Just adding my two cents to this thread: About a year ago my pi3 started going wonky. I’ve since discovered that it was a a power supply issue, but at the time I was really annoyed with it and looking for a new SBC. Of course, the pi shortage was still in full effect at that point, and I was having a hard time finding an SBC with decent specs for a reasonable price.
And then I discovered the world of used 1-litre mini PCs. I scoured eBay, and picked up a Lenovo M910Q for $120. Cheaper than many of the SBCs I’d been considering!
Knowing that this little computer was going to be massive overkill for just openHAB, I looked for other things that I could run on it, and soon discovered Proxmox, and other self-hosted services like Nextcloud, Paperless-ngx, a Minecraft server for my son… And the backups! I’d struggled with figuring out Amanda and never really felt confident that it was correctly set up. I’d tried other things, like periodically manually duplicating the SD card (which worked until I got lazy and didn’t bother doing it frequently enough.
But the backups and backup pruning available via Proxmox has been incredible, and has already saved me multiple times from buggy updates (not openHAB, luckily!) and user error.
I got bit by the homelab bug.
Now, a little over a year later, I have added two additional miniPCs to play with High Availability redundancy, a separate NAS running TrueNAS, and I just picked up a cheap Topton box with a 6-port 2.5G NIC to use as a router running OPNsense.

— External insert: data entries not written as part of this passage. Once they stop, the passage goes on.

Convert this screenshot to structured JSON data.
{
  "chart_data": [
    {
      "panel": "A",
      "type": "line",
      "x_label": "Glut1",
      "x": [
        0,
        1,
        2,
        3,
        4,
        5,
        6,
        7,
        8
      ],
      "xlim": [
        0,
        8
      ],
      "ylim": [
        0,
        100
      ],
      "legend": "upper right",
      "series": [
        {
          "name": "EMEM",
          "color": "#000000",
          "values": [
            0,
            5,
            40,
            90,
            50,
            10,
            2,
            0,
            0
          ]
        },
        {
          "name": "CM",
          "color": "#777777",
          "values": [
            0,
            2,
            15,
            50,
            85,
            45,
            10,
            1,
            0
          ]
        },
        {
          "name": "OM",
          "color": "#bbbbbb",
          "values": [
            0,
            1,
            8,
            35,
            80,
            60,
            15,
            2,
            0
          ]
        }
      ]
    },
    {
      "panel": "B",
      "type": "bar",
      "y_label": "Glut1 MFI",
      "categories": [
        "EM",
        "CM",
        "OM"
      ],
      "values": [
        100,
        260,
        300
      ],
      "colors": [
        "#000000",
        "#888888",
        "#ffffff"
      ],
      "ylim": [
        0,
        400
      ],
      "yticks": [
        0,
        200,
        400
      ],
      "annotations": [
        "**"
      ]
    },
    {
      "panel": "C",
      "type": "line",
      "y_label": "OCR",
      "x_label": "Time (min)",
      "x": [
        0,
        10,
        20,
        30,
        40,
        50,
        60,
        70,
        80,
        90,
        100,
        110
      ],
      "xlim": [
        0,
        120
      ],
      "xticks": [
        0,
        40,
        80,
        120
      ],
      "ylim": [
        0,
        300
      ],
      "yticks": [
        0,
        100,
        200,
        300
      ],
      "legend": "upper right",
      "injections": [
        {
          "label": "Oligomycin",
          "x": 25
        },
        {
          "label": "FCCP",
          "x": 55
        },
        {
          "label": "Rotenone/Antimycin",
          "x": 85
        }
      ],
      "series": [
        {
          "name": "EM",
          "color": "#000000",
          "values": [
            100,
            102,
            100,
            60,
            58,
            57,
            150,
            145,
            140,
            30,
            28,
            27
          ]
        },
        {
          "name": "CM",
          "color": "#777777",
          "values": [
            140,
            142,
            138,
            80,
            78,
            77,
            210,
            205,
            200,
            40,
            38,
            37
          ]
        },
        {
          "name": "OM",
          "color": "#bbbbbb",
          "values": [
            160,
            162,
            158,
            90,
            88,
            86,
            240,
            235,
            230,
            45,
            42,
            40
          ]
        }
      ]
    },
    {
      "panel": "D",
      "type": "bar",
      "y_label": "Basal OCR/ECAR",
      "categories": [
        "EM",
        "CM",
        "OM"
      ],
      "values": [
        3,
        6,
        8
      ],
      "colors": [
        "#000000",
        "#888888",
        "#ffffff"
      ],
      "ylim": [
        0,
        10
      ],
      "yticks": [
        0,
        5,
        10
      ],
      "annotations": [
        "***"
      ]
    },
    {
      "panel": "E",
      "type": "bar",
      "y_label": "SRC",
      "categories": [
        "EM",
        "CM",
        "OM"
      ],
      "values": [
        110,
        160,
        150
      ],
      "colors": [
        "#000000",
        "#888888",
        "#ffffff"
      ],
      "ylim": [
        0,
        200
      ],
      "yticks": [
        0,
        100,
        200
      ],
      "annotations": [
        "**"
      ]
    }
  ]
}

All of that it obviously overkill for openHAB, but even if you don’t want to get into the homelab hobby, I’d highly recommend finding a used miniPC and running Proxmox or something similar. The ease of backups alone is worth it, for me. And the ease up spinning up additional containers to separate MQTT, nodeRED, or anything else that you might want to experiment with, without putting your core openHAB in danger, is great. I can play with all sorts of services and then quickly wipe them out without worrying about conflicting dependencies or configurations.